Syntax: <name> [<width>] <type>; where <type> is D or SR.

  • Written only in ASYNCHRONOUS using guarded assignments:
    • D latch: latch_name <= enable : data; — enable must be width-1. When 1, latch is transparent; when 0, latch holds.
    • SR latch: latch_name <= set : reset; — set and reset must be same width as latch.
  • Level-sensitive storage; no clock domains; Exclusive Assignment Rule applies.
  • Reading a latch is passive and unconditional; readable in ASYNCHRONOUS and SYNCHRONOUS blocks.
  • Latches may not be used as a clock, reset, or CDC source.
  • Latches may not be aliased (=) to another net.
  • Latches may not be written in SYNCHRONOUS blocks.
  • SR latch truth table (per bit): set=1,reset=0 → 1; set=0,reset=1 → 0; set=0,reset=0 → hold; set=1,reset=1 → metastable.

MUX

Two forms:

  • Aggregation: mux_name = source0, source1, ...; (all sources same width)
  • Auto-slicing: mux_name [element_width] = wide_source; (wide source width is exact multiple)

mux_id[sel] is read-only.

Selector width and out-of-range behavior

  • Required selector width is clog2(N) where N is the number of MUX elements. clog2(1) evaluates to 1.
  • Runtime selector width must match exactly. If it differs, widen or slice the selector explicitly before access.
  • If the compiler can statically prove that the selector value is out of range (>= N), it is a compile error.
  • If the selector may be out of range at runtime, the result is all zeros.
  • Runtime selectors are ordinary runtime bit-vectors. Compile-time indexing constructs such as IDX are substituted during elaboration and do not use these runtime width rules.

MEM

  • Declared in MEM(type=[BLOCK|DISTRIBUTED]) { ... }.
  • Full semantics are defined in the Memory section.

ASYNCHRONOUS block

  • Combinational logic with assignments, conditionals, and SELECT/CASE.
  • Alias operators (=/=z/=s) are unconditional only and cannot appear inside conditional control flow.
  • Bare literal RHS is forbidden with alias operators.
  • Tri-state allowed via z.

SYNCHRONOUS block

text
SYNCHRONOUS(
  CLK=<name>
  EDGE=[Rising|Falling|Both]
  RESET=<name>
  RESET_ACTIVE=[High|Low]
  RESET_TYPE=[Immediate|Clocked]
) { ... }
  • At most one SYNCHRONOUS block per unique clock.
  • EDGE=Both generates dual-edge-triggered logic; not a standard FPGA primitive — compiler emits a warning.
  • Registers are bound to their first assignment clock domain.
  • Reset has highest priority; Immediate reset is combinational (compiler generates an async-assert/sync-deassert reset synchronizer), Clocked reset is edge-triggered.
  • Only directional operators (<=, => and modifiers) are allowed. Alias (=) is forbidden.

CDC block

text
CDC {
  <type>[n_stages] <source_reg> (<src_clk>) => <dest_alias> (<dest_clk>);
}
  • Types: BIT, BUS, FIFO, HANDSHAKE, PULSE, MCP, RAW.
  • Creates a read-only alias in the destination domain.
  • Source register must be a plain register identifier; CDC sets its home domain.

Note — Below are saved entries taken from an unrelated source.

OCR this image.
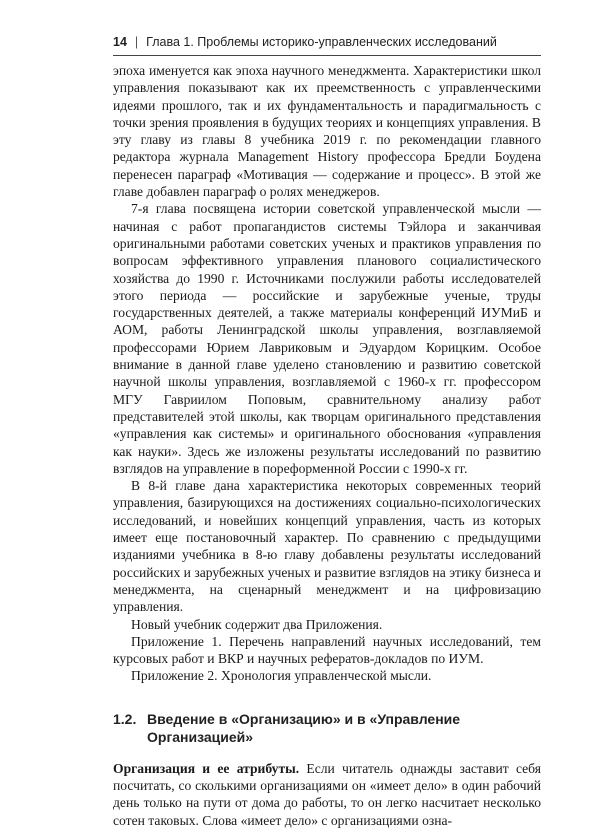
14 | Глава 1. Проблемы историко-управленческих исследований

эпоха именуется как эпоха научного менеджмента. Характеристики школ управления показывают как их преемственность с управленческими идеями прошлого, так и их фундаментальность и парадигмальность с точки зрения проявления в будущих теориях и концепциях управления. В эту главу из главы 8 учебника 2019 г. по рекомендации главного редактора журнала Management History профессора Бредли Боудена перенесен параграф «Мотивация — содержание и процесс». В этой же главе добавлен параграф о ролях менеджеров.

7-я глава посвящена истории советской управленческой мысли — начиная с работ пропагандистов системы Тэйлора и заканчивая оригинальными работами советских ученых и практиков управления по вопросам эффективного управления планового социалистического хозяйства до 1990 г. Источниками послужили работы исследователей этого периода — российские и зарубежные ученые, труды государственных деятелей, а также материалы конференций ИУМиБ и АОМ, работы Ленинградской школы управления, возглавляемой профессорами Юрием Лавриковым и Эдуардом Корицким. Особое внимание в данной главе уделено становлению и развитию советской научной школы управления, возглавляемой с 1960-х гг. профессором МГУ Гавриилом Поповым, сравнительному анализу работ представителей этой школы, как творцам оригинального представления «управления как системы» и оригинального обоснования «управления как науки». Здесь же изложены результаты исследований по развитию взглядов на управление в пореформенной России с 1990-х гг.

В 8-й главе дана характеристика некоторых современных теорий управления, базирующихся на достижениях социально-психологических исследований, и новейших концепций управления, часть из которых имеет еще постановочный характер. По сравнению с предыдущими изданиями учебника в 8-ю главу добавлены результаты исследований российских и зарубежных ученых и развитие взглядов на этику бизнеса и менеджмента, на сценарный менеджмент и на цифровизацию управления.

Новый учебник содержит два Приложения.

Приложение 1. Перечень направлений научных исследований, тем курсовых работ и ВКР и научных рефератов-докладов по ИУМ.

Приложение 2. Хронология управленческой мысли.

1.2. Введение в «Организацию» и в «Управление Организацией»

Организация и ее атрибуты. Если читатель однажды заставит себя посчитать, со сколькими организациями он «имеет дело» в один рабочий день только на пути от дома до работы, то он легко насчитает несколько сотен таковых. Слова «имеет дело» с организациями озна-
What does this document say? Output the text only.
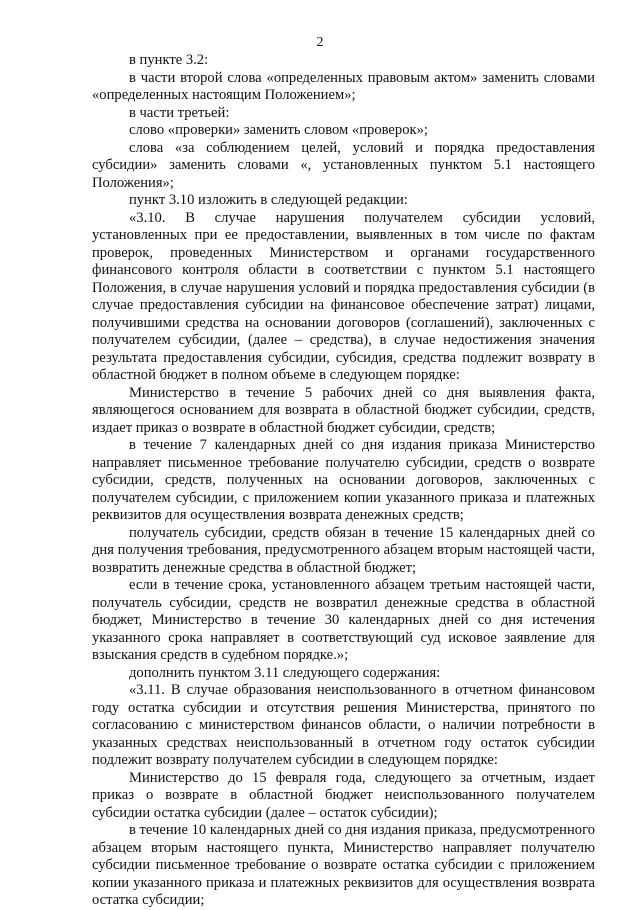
2

в пункте 3.2:

в части второй слова «определенных правовым актом» заменить словами «определенных настоящим Положением»;

в части третьей:

слово «проверки» заменить словом «проверок»;

слова «за соблюдением целей, условий и порядка предоставления субсидии» заменить словами «, установленных пунктом 5.1 настоящего Положения»;

пункт 3.10 изложить в следующей редакции:

«3.10. В случае нарушения получателем субсидии условий, установленных при ее предоставлении, выявленных в том числе по фактам проверок, проведенных Министерством и органами государственного финансового контроля области в соответствии с пунктом 5.1 настоящего Положения, в случае нарушения условий и порядка предоставления субсидии (в случае предоставления субсидии на финансовое обеспечение затрат) лицами, получившими средства на основании договоров (соглашений), заключенных с получателем субсидии, (далее – средства), в случае недостижения значения результата предоставления субсидии, субсидия, средства подлежит возврату в областной бюджет в полном объеме в следующем порядке:

Министерство в течение 5 рабочих дней со дня выявления факта, являющегося основанием для возврата в областной бюджет субсидии, средств, издает приказ о возврате в областной бюджет субсидии, средств;

в течение 7 календарных дней со дня издания приказа Министерство направляет письменное требование получателю субсидии, средств о возврате субсидии, средств, полученных на основании договоров, заключенных с получателем субсидии, с приложением копии указанного приказа и платежных реквизитов для осуществления возврата денежных средств;

получатель субсидии, средств обязан в течение 15 календарных дней со дня получения требования, предусмотренного абзацем вторым настоящей части, возвратить денежные средства в областной бюджет;

если в течение срока, установленного абзацем третьим настоящей части, получатель субсидии, средств не возвратил денежные средства в областной бюджет, Министерство в течение 30 календарных дней со дня истечения указанного срока направляет в соответствующий суд исковое заявление для взыскания средств в судебном порядке.»;

дополнить пунктом 3.11 следующего содержания:

«3.11. В случае образования неиспользованного в отчетном финансовом году остатка субсидии и отсутствия решения Министерства, принятого по согласованию с министерством финансов области, о наличии потребности в указанных средствах неиспользованный в отчетном году остаток субсидии подлежит возврату получателем субсидии в следующем порядке:

Министерство до 15 февраля года, следующего за отчетным, издает приказ о возврате в областной бюджет неиспользованного получателем субсидии остатка субсидии (далее – остаток субсидии);

в течение 10 календарных дней со дня издания приказа, предусмотренного абзацем вторым настоящего пункта, Министерство направляет получателю субсидии письменное требование о возврате остатка субсидии с приложением копии указанного приказа и платежных реквизитов для осуществления возврата остатка субсидии;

Module instantiation (@new)

text
@new <instance_name> <module_name> {
  OVERRIDE { <child_const_id> = <expr>; }
  IN/OUT/INOUT/BUS ... = <parent_signal_or_literal>;
}
  • All child ports must be listed.
  • Widths in @new are evaluated in the parent scope (CONST/CONFIG).
  • _ may be used as a no-connect placeholder.
  • Assigning a parent signal to a child OUT counts as a driver in the parent (Exclusive Assignment Rule).
  • BUS bindings must match the child BUS port's bus_id, role, and array count (if any).

Array instantiation

text
@new <instance_name>[<count>] <module_name> { ... }
  • The count is a positive integer or parent CONST.
  • IDX is available only in parent-side expressions in the array mapping. IDX is not a first-class value and cannot be assigned, compared, or stored.
  • IDX is prohibited inside OVERRIDE.
  • Non-overlap rule: per-instance OUT mappings must not drive overlapping parent bits.
  • Only single-dimensional instance arrays are supported.
  • Arrayed instance ports can be referenced as instance_name[index].port_name in ASYNCHRONOUS/SYNCHRONOUS blocks.

Templates

  • Defined with @template <name> (<params>) ... @endtemplate.
  • Placement: module-scoped (inside @module) or file-scoped (outside @module/@project).
  • Applied with @apply <name> (<args>); or @apply [count] <name> (<args>); inside ASYNCHRONOUS or SYNCHRONOUS bodies.
  • Templates may contain only: assignments (<=, =>, = and modifiers), conditionals (IF/SELECT), expressions, and scratch wires (@scratch).
  • Templates may not contain: WIRE, REGISTER, PORT, CONST, MEM, MUX, @new, CDC, @feature, nested @template, or block headers.
  • All identifiers must be parameters or scratch wires; no external references allowed.
  • @apply [count] unrolls the template count times with IDX substituted as a compile-time literal (0 to count-1).
  • IDX is compile-time only; using it as a runtime value is a compile error.
  • After expansion, all normal semantic rules apply (Exclusive Assignment, widths, uniqueness).
  • Full details in the Templates reference.

Feature guards

text
@feature <config_expr>
  ...
@else
  ...
@endfeat
  • May appear anywhere a declaration or statement is valid.
  • config_expr is compile-time, width-1, and may only reference CONFIG, CONST, literals, and logical operators (&&, ||, !, ==, !=, <, >, <=, >=).
  • @feature blocks may not be nested.
  • The block does not create a new scope; identifiers declared inside @feature are visible to the entire module.
  • Both enabled and disabled variants must be semantically valid.